While pay and benefits are important, the union seeks to go further by regularly promoting a collegiate atmosphere in myriad ways, says Connor Hay, the hotel’s director of people and culture.

“We love to celebrate our team members,” he said. “When someone has a ‘work reserve,’ everyone gets a notification, which lists who is being celebrated, and because we have a smaller team, it encourages organic celebrations at the property, like taking them to lunch, and announcing a happy birthday. We’ll also save A Starbucks gift card because everyone loves coffee in the hospitality industry.”

It’s this kind of company culture that most likely landed the union this year’s Union-Tribune Place of Work Award for Small Business.

“If you are looking for the fundamental reason for this (recognition), it is beyond monetary values,” Kucuk said. “It starts with a culture that we have decided to create, from recruitment to qualification. During the pandemic, what has kept us going is finding a purpose and working towards that purpose.”

Workers’ feedback, collected in a survey by the Energage for the Top Workplaces Initiative, indicates that the hotel’s focus on its employees is paying off.

“Love what I do and being in a position where they feel they value all of their workers and work hard to keep their guests and employees happy is what I look for in a company and The Guild goes above and beyond that, all managers and staff help us feel equal,” one individual wrote.

Another said, “I feel like I literally belong to the guild family. There is real care and kindness among everyone here. We come together when times are at their most difficult and that makes me feel that everyone will be (ready) to support each other whenever the need arises without hesitation.”

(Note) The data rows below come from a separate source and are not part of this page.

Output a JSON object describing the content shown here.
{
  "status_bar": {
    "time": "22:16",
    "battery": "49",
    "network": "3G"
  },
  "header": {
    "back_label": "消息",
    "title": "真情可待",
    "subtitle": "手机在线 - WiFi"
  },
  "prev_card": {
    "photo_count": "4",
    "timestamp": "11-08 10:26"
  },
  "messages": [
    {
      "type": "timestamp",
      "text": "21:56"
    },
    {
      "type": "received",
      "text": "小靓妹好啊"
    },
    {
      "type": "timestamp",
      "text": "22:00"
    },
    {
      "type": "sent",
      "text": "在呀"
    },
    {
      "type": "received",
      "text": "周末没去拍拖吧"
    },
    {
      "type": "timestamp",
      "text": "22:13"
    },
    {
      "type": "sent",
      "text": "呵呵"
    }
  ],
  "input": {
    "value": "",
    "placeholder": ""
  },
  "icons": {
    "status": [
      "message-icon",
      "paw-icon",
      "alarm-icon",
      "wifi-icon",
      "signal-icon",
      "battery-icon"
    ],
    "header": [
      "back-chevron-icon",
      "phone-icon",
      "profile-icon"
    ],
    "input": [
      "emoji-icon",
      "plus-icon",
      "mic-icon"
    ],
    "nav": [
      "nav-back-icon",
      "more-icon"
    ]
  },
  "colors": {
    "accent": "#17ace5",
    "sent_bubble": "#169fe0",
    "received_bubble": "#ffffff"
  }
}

Hay has launched a number of initiatives the hotel has launched over the past several months to express his gratitude to the staff. between them:

  • During Customer Service Appreciation Week several weeks ago, The Guild served brunch every day of the week, tailored to suit the diverse culinary tastes of the staff, from Greek and Chinese to Italian.
  • For Housekeeping Appreciation Week in September, lunch was also served every day, but as a bonus, there was a bingo game that included a grand prize for the winner – 16 hours of vacation time credited to the employee’s paid time off (PTO) bank. Everyone else, including those who didn’t attend the game, earned an extra four hours of PTO.
  • As a reward for hard work in May when employees were smaller than they are now, Hay turned to gift cards again. “The hotel actually killed him in May. We were younger then, maybe 40, and I went out and bought $100 gift cards for everyone — from Target, Ralphs, Amazon, and had my general manager write a little note on a union-branded card,” Hay said. “I asked people to come meet me in the boardroom, they showed up, we had snacks and drinks and I’ll give them the card in person and thank them for all your hard work.”
  • However, there is another initiative, starting soon, which is what Hay calls the “shouting card” that will give employees a chance to tag other workers they think deserve special recognition. These two cards will then be used to select an employee from the quarter and one for the full year, Hay said. He said that there will be a shield in honor of the workers as well as some kind of financial reward.

Hay said it makes perfect sense to promote fun and camaraderie in the workplace given the long hours employees spend away from home.

“Why don’t you do that?” He said. “We are all at work longer than we don’t live, and it is important to make sure you are having fun with your team members. We are very focused on respecting each other and trying to celebrate as much as possible.”